TITLE=PRC1 and RACGAP1 are Diagnostic Biomarkers of Early HCC and PRC1 Drives Self-Renewal of Liver Cancer Stem Cells

JOURNAL=Frontiers in Cell and Developmental Biology

VOLUME=Volume 10 - 2022

YEAR=2022

URL=https://www.frontiersin.org/journals/cell-and-developmental-biology/articles/10.3389/fcell.2022.864051

DOI=10.3389/fcell.2022.864051

ISSN=2296-634X

ABSTRACT=Hepatocellular carcinoma (HCC) ranks the fourth leading cause of cancer-related deaths across the world.

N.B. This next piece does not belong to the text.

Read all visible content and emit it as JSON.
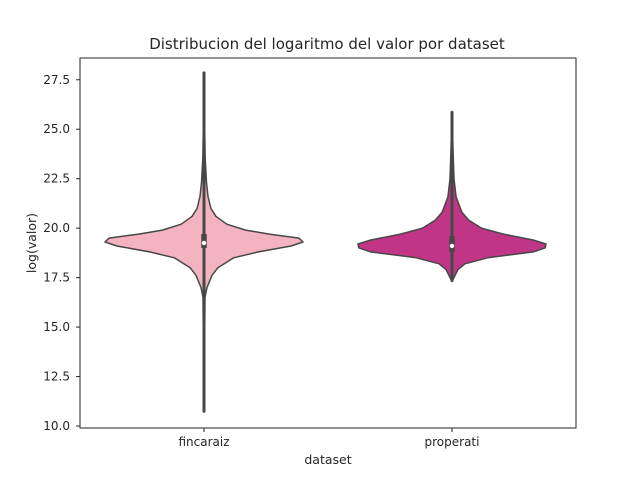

Due to the lack of reliable markers for early HCC, most of HCC patients are diagnosed as in middle/late stages largely. Liver cancer stem cells (CSCs), which are drivers of liver tumorigenesis, usually emerge in early HCC stage and are also termed as liver tumor initiation cells (TIC). Liver CSCs well contribute to initiation, propagation and metastasis of HCC, and also play a key role in tumor therapy. Taking advantage of online-available datasets, bioinformatical analyses and experimental confirmation, here we have screened out PRC1 and RACGAP1 as reliable markers for early HCC. PRC1 or RACGAP1 knockdown dramatically inhibited the proliferation, migration and invasion capacities of HCC cells, conferring PRC1 and RACGAP1 as predominant modulators for HCC propagation and metastasis. Moreover, the sphere formation capacity of HCC cells was impaired after PRC1 knockdown, revealing the function of PRC1 as a modulator for liver CSC self-renewal. Furthermore, the inhibitor of PRC1 had same phenotypes as PRC1 knockdown in HCC cells. Altogether, PRC1 and RACGAP1 are identified both as prognosis markers for early HCC and therapeutic targets for liver cancer and liver CSCs, adding additional layers for the early prognosis and therapy of HCC.